Prof. Cornelis van Tilburg (Hopp Children’s Cancer Center, Heidelberg, Germany) presented the "INdividualized therapy FOr children with Relapsed Malignancies (INFORM)" registry study [1]. INFORM evaluates the clinical potential of precision oncology in children by identifying molecular targets of (off-label) treatment, identifying potential biomarkers for clinical trials or other uses, and providing additional diagnostic precision (diagnostic refinement). INFORM gives children a chance to benefit from off-label (adult oncology) targeted therapies and enrolment in biomarker-driven clinical trials. This presentation is the first time a clinical outcome in a real-world setting of a large multi-national personalized pediatric oncology platform was assessed.
INFORM included 72 sites in 8 countries. All tumor material was molecularly analyzed in Heidelberg and discussed by a central board together with the treating pediatric oncologist. An algorithm developed by the project assigned to a 7-step, pre-defined priority scale, based on draggability, alteration type, and specific evidence/relevance. Treatment was decided by the treating physician, considering the available clinical trials, off-label options suggested by the algorithm, and other (conventional) therapy. Documentation and clinical follow-up were centrally documented by INFORM.

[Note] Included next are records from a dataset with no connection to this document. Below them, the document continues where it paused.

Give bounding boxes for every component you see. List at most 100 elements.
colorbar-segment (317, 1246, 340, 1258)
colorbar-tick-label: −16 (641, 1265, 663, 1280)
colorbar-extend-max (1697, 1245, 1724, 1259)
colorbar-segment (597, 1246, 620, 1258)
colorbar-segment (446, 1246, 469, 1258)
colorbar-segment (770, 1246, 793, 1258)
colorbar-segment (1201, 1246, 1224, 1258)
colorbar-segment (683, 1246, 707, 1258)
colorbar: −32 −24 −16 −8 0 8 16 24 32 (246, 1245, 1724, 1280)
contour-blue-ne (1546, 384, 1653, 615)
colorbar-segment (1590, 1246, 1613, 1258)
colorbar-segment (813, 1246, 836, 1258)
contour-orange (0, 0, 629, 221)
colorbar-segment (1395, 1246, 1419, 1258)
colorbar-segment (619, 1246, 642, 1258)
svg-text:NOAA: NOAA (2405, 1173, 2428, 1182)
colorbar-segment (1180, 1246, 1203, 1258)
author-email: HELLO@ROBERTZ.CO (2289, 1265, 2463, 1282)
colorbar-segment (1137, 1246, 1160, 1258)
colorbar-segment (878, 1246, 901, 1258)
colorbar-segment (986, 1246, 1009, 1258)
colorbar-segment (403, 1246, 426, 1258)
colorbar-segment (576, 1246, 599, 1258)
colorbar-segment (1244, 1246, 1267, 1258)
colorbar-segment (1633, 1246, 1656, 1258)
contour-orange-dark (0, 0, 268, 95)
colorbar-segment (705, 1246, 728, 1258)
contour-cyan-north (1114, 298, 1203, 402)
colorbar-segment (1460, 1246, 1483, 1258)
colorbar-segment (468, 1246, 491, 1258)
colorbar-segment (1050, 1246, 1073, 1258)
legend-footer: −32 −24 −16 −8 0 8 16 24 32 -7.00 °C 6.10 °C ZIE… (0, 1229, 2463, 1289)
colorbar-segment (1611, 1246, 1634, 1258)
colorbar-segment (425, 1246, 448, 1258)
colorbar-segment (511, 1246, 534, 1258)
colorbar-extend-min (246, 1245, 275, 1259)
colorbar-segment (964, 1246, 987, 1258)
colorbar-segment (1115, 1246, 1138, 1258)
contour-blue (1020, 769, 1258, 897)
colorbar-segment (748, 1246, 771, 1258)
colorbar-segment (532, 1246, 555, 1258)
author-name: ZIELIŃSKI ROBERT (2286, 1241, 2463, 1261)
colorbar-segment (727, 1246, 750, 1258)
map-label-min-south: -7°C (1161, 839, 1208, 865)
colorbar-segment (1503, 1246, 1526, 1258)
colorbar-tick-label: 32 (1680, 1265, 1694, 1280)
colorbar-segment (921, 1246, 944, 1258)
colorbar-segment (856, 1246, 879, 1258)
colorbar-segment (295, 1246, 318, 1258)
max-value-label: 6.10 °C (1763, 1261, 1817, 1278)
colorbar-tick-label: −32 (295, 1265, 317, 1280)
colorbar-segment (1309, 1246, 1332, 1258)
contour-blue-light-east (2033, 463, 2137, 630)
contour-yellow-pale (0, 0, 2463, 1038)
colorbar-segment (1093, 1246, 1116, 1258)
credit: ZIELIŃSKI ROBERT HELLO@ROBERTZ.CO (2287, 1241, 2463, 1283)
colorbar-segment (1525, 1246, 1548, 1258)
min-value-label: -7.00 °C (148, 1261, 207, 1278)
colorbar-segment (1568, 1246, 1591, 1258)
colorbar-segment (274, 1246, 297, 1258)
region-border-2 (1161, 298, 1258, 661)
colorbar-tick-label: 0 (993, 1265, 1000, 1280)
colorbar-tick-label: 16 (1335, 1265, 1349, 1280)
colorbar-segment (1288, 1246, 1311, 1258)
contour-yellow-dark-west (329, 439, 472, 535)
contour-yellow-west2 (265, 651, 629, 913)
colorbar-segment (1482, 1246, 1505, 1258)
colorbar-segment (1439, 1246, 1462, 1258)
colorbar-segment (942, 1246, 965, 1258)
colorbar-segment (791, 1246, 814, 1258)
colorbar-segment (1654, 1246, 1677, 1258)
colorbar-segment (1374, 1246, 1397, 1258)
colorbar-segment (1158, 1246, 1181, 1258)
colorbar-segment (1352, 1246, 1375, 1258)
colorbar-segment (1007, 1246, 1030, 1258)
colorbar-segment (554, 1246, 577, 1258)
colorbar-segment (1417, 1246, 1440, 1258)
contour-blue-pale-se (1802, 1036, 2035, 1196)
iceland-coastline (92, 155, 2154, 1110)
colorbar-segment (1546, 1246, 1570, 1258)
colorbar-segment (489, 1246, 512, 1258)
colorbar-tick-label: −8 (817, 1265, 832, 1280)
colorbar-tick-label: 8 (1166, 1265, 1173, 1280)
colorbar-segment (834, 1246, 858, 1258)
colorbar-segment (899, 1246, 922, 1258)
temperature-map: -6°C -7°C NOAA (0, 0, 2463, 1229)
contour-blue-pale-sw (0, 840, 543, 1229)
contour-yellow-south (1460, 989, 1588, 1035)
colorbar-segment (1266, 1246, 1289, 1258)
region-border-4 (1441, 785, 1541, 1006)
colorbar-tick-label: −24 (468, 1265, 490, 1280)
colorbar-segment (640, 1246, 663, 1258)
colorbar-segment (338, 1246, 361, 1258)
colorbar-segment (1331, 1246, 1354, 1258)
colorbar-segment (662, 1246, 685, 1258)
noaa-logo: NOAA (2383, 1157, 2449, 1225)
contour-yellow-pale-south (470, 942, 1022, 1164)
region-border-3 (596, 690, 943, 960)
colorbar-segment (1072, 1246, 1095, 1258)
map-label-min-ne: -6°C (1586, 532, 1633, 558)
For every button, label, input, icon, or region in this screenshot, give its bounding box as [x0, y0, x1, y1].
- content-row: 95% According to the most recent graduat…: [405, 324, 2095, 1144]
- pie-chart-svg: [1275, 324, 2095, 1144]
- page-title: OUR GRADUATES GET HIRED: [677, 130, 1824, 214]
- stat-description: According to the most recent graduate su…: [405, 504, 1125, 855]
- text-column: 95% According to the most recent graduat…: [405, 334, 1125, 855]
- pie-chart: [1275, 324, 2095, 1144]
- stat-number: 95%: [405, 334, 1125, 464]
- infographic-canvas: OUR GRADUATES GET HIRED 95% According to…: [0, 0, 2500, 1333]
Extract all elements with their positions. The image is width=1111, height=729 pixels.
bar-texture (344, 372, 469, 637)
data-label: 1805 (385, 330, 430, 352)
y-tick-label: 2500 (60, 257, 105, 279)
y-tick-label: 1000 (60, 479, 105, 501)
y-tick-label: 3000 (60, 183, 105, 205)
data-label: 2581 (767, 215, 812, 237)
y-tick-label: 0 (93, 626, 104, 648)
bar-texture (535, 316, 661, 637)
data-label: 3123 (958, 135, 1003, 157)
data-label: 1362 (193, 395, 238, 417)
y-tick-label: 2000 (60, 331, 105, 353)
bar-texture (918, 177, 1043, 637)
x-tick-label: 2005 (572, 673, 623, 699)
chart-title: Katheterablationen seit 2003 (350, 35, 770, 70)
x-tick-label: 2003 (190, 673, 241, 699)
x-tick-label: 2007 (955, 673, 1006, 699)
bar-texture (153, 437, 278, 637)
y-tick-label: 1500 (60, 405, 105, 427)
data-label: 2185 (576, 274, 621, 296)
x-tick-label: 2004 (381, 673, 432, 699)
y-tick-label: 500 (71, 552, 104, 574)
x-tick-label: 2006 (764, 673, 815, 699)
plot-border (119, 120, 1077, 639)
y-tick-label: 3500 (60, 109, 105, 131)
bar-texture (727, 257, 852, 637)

A total of 526 children were analyzed, of which 149 received matching targeted drugs. The algorithm was unable to match 377 patients to any targeted drug. Twenty patients qualified as the highest priority level and were more likely to receive subsequent treatment.
Seventeen children (3.2%) were included in clinical trials. Forty children (7.6%) were identified to have potential cancer predisposition syndromes; consequently, their families were offered genetic counseling. Among the children with brain tumors, molecular analyses provided diagnostic refinement in 8%.
In a subgroup analysis of children whose tumors ranked “very high priority level” for a matching targeted drug, an extended and significant progression-free survival was observed (204 days vs 114 days; P=0.0093), indicating the algorithm accurately predicts responders to a given therapy. Although this study is limited in size and consists of a highly heterogeneous cohort, it suggests a clinical value for accurate molecular profiling in a subset of poor prognosis pediatric patients.
Source:
1. Van Tilburg CM, et al. INFORM study examining the use of precision medicine for pediatric cancers with poor prognosis. ASCO Virtual Meeting, 29-31 May 2020, Abstract LBA10503.